Olaylar, nesneler, düşünceler, toplumlar ya da kişiler hakkında yeterli bir bilgiye sahip olmadan peşin hükümlü olma manasına gelen önyargı, malesef toplumumuzun en yaygın hastalıklarından biridir. Önyargı, bir taraf tutma biçimi olup, yargısız infaz yoluyla insanların adaletsiz karar vermelerine sebep olur.
Önyargının bir adım ötesi nefret boyutudur ve davranışa dönüşen önyargılar dışlamaya kadar gider.
Düşüncesiz insanlar için bir kılıf olan önyargı, en adaletsiz yargı türüdür. Malesef, bir iki tecrübeden çıkartılan genel geçer hükümlerle, insanlar asılıp kesilir.
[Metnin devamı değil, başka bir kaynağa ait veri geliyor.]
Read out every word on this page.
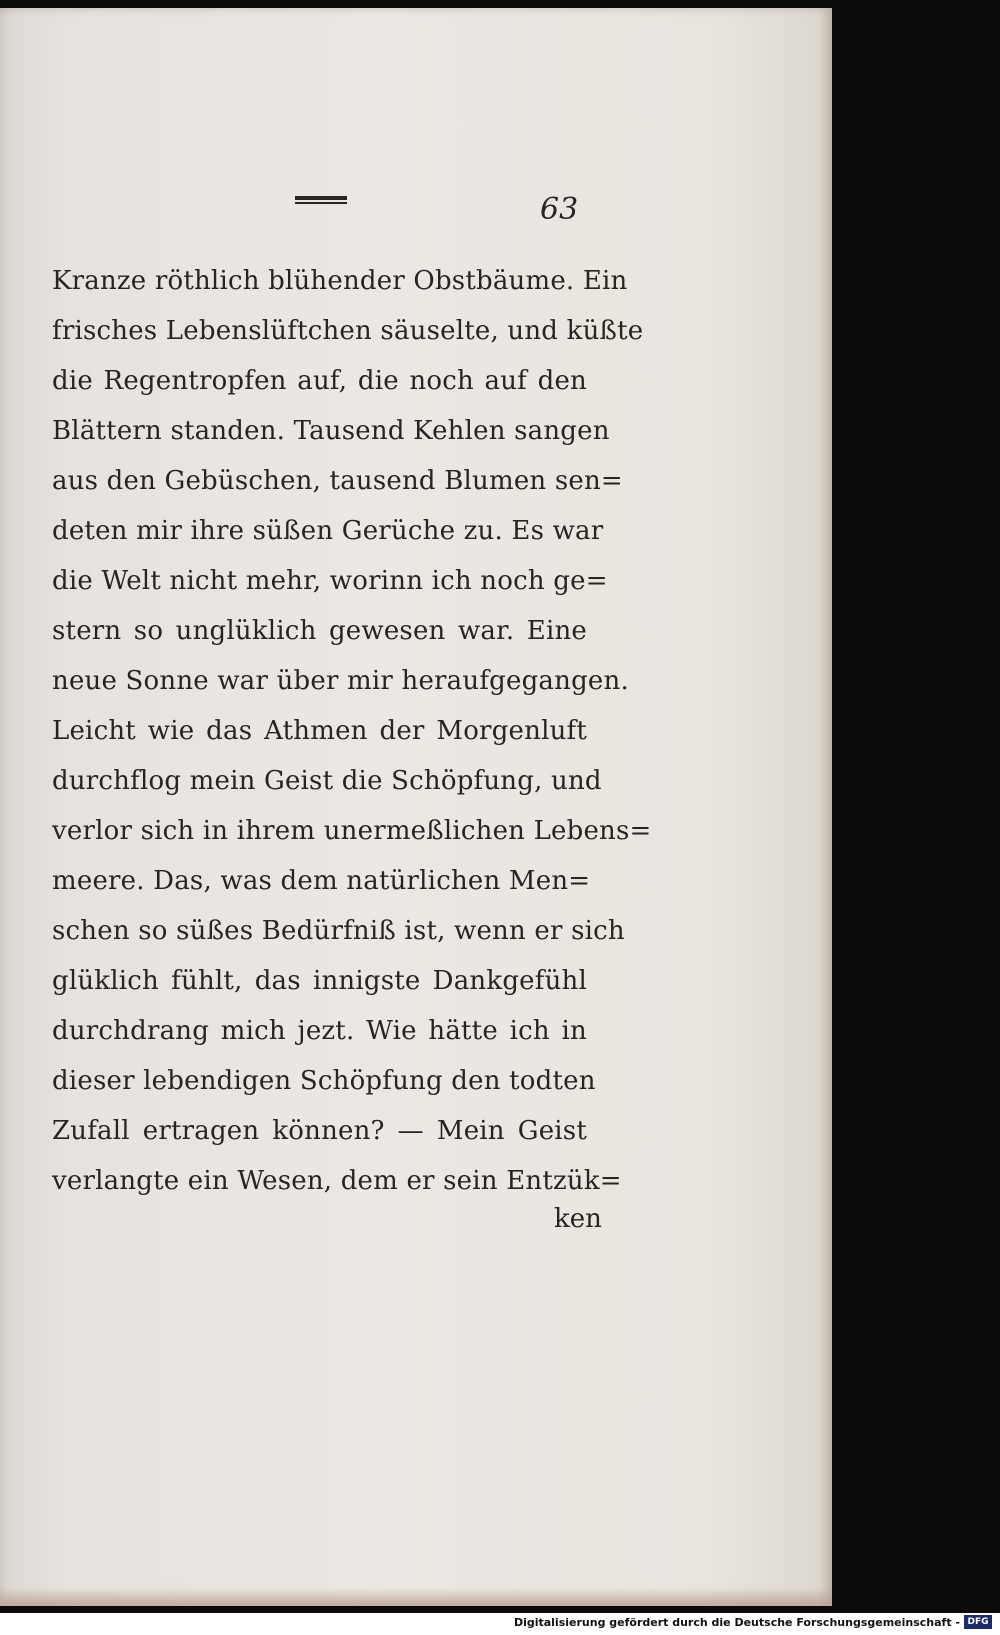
63
Kranze röthlich blühender Obstbäume. Ein
frisches Lebenslüftchen säuselte, und küßte
die Regentropfen auf, die noch auf den
Blättern standen. Tausend Kehlen sangen
aus den Gebüschen, tausend Blumen sen=
deten mir ihre süßen Gerüche zu. Es war
die Welt nicht mehr, worinn ich noch ge=
stern so unglüklich gewesen war. Eine
neue Sonne war über mir heraufgegangen.
Leicht wie das Athmen der Morgenluft
durchflog mein Geist die Schöpfung, und
verlor sich in ihrem unermeßlichen Lebens=
meere. Das, was dem natürlichen Men=
schen so süßes Bedürfniß ist, wenn er sich
glüklich fühlt, das innigste Dankgefühl
durchdrang mich jezt. Wie hätte ich in
dieser lebendigen Schöpfung den todten
Zufall ertragen können? — Mein Geist
verlangte ein Wesen, dem er sein Entzük=
ken
Digitalisierung gefördert durch die Deutsche Forschungsgemeinschaft - DFG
Örneğin, ekşiden hoşlanmayan birisinin, ilk yediği elmanın tadı ekşi diye bütün elmalara ekşi muamelesi yapması, tam anlamıyla bir önyargıdır. Halbuki, elma hakkındaki en doğru yargıya, tek bir elmanın değil, farklı cins ve tatlardaki elmaların tecrübe edilmesiyle ulaşılır.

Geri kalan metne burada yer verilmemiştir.